OSAKA, Japan (Reuters) - Tonga hooker Siua Maile will struggle to keep his feet on the ground after his World Cup experience, especially since his only plan at present is to return to his job as a roofer in New Zealand.
Maile was a surprise selection by Tonga coach Toutai Kefu as the third-string hooker for the World Cup squad, given he was only playing amateur club rugby in Christchurch.
He made his test debut against the All Blacks on Sept. 7 before coming off the bench in Tonga’s Pool C opener in Sapporo against England. He will play against the United States in their final game on Sunday with Sosefo Sakalia out with a knee injury.
Maile admitted on Wednesday that he was unsure if he might have done enough to pique the interest of professional clubs.
“I don’t know what’s happening yet. I need a bit of a rest, but the job’s still there,” he told reporters in Osaka on Wednesday. “This is the biggest stage in rugby, though, and hopefully things will come my way.”
Maile’s rise from obscurity was thanks to video clips of his play on social media, although Tonga scrum coach Dan Cron said before the tournament that they still had no idea who to look for when they met him at Auckland airport.
The reaction was similar for the 22-year-old.
“I didn’t know anyone and they didn’t know me when I was first called into the squad,” he said.
“(But) everyone has been great. Some of the boys I’ve always looked up to as heroes – I’ve been watching Nasi (Manu) since I was little.”
Maile said the nerves that had affected him before his test debut against the All Blacks had largely disappeared by the time Tonga played their opener against England.

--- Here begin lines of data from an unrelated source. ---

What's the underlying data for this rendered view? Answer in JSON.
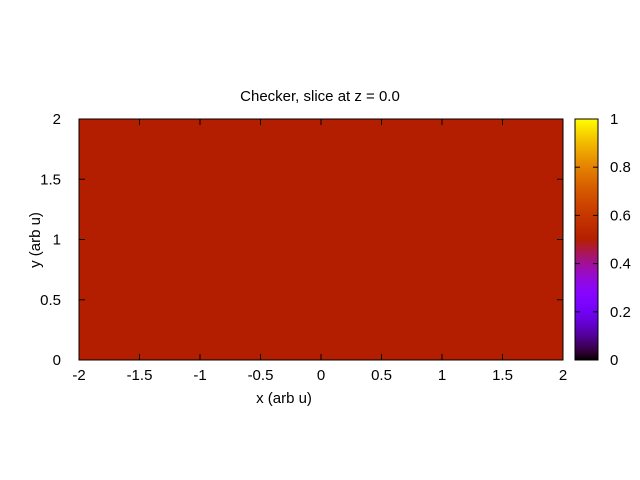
{
  "chart_data": {
    "type": "heatmap",
    "title": "Checker, slice at z = 0.0",
    "xlabel": "x (arb u)",
    "ylabel": "y (arb u)",
    "xlim": [
      -2,
      2
    ],
    "ylim": [
      0,
      2
    ],
    "x_ticks": [
      "-2",
      "-1.5",
      "-1",
      "-0.5",
      "0",
      "0.5",
      "1",
      "1.5",
      "2"
    ],
    "y_ticks": [
      "0",
      "0.5",
      "1",
      "1.5",
      "2"
    ],
    "value": 0.55,
    "fill_color": "#b31e00",
    "colorbar": {
      "range": [
        0,
        1
      ],
      "ticks": [
        "0",
        "0.2",
        "0.4",
        "0.6",
        "0.8",
        "1"
      ],
      "colormap": "gnuplot-default (black-purple-red-yellow)"
    }
  }
}
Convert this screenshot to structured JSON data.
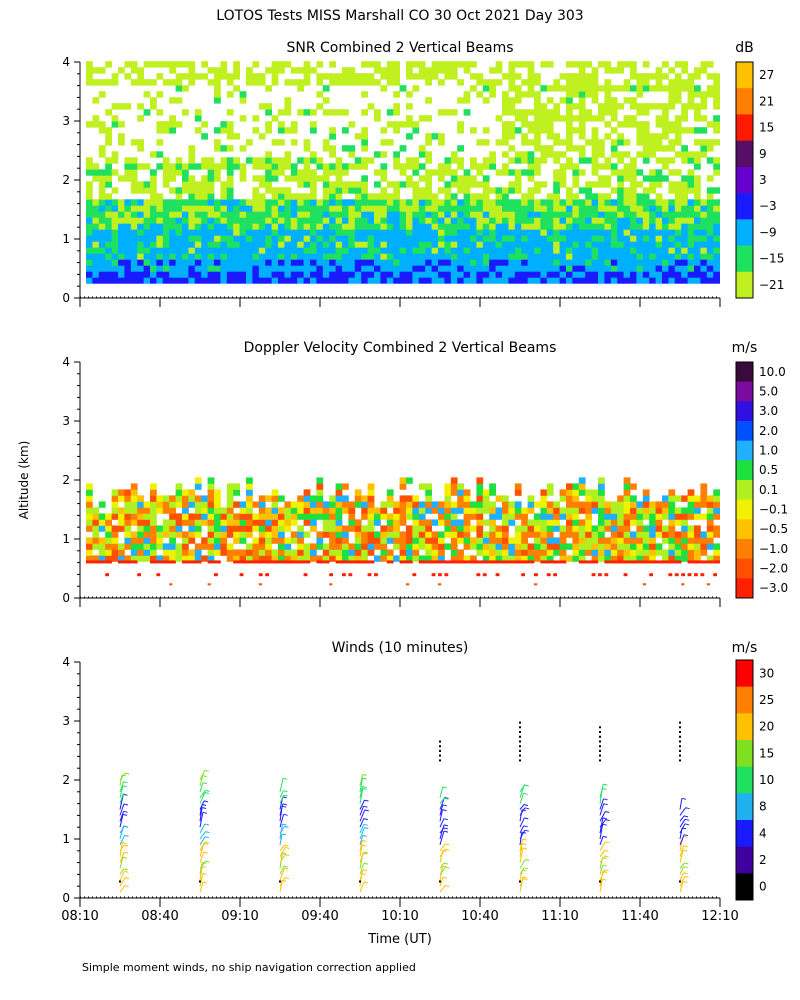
{
  "figure": {
    "title": "LOTOS Tests MISS Marshall CO  30 Oct 2021 Day 303",
    "ylabel": "Altitude (km)",
    "xlabel": "Time (UT)",
    "footnote": "Simple moment winds, no ship navigation correction applied",
    "xticks": [
      "08:10",
      "08:40",
      "09:10",
      "09:40",
      "10:10",
      "10:40",
      "11:10",
      "11:40",
      "12:10"
    ],
    "yticks": [
      "0",
      "1",
      "2",
      "3",
      "4"
    ]
  },
  "chart_data": [
    {
      "type": "heatmap",
      "id": "snr",
      "title": "SNR Combined 2 Vertical Beams",
      "unit": "dB",
      "xlim": [
        "08:10",
        "12:10"
      ],
      "ylim": [
        0,
        4
      ],
      "colorbar_ticks": [
        "27",
        "21",
        "15",
        "9",
        "3",
        "−3",
        "−9",
        "−15",
        "−21"
      ],
      "colorbar_colors": [
        "#ffc000",
        "#ff7f00",
        "#ff1a00",
        "#551066",
        "#6600cc",
        "#1a1aff",
        "#00b0ff",
        "#20e060",
        "#c0f020"
      ]
    },
    {
      "type": "heatmap",
      "id": "doppler",
      "title": "Doppler Velocity Combined 2 Vertical Beams",
      "unit": "m/s",
      "xlim": [
        "08:10",
        "12:10"
      ],
      "ylim": [
        0,
        4
      ],
      "colorbar_ticks": [
        "10.0",
        "5.0",
        "3.0",
        "2.0",
        "1.0",
        "0.5",
        "0.1",
        "−0.1",
        "−0.5",
        "−1.0",
        "−2.0",
        "−3.0"
      ],
      "colorbar_colors": [
        "#3a0a3a",
        "#7a0aa0",
        "#3010e0",
        "#0050ff",
        "#20b0ff",
        "#20e040",
        "#b0f020",
        "#f0f000",
        "#ffc000",
        "#ff8000",
        "#ff5000",
        "#ff2000"
      ]
    },
    {
      "type": "scatter",
      "id": "winds",
      "title": "Winds (10 minutes)",
      "unit": "m/s",
      "xlim": [
        "08:10",
        "12:10"
      ],
      "ylim": [
        0,
        4
      ],
      "colorbar_ticks": [
        "30",
        "25",
        "20",
        "15",
        "10",
        "8",
        "4",
        "2",
        "0"
      ],
      "colorbar_colors": [
        "#ff0000",
        "#ff8000",
        "#ffc000",
        "#80e020",
        "#20e060",
        "#20b0f0",
        "#1a1aff",
        "#4000a0",
        "#000000"
      ],
      "profiles": [
        {
          "time": "08:25",
          "top_km": 2.1
        },
        {
          "time": "08:55",
          "top_km": 2.05
        },
        {
          "time": "09:25",
          "top_km": 1.85
        },
        {
          "time": "09:55",
          "top_km": 1.95
        },
        {
          "time": "10:25",
          "top_km": 1.8
        },
        {
          "time": "10:55",
          "top_km": 1.9
        },
        {
          "time": "11:25",
          "top_km": 1.8
        },
        {
          "time": "11:55",
          "top_km": 1.6
        }
      ]
    }
  ]
}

“I was looking forward to it and was pretty relaxed,” he said of the game at the Sapporo Dome. “I wasn’t as bad as before the warm-up game against the All Blacks.
“I was a little bit nervous then, but once I was playing it was not too bad and I got a bit of confidence from that.”
With both sides out of contention for the knockout phase he was just looking forward to playing the Eagles in Osaka and possibly delaying going back up the ladder again.
“It’s another opportunity,” he said. “I’m just trying to do my thing.”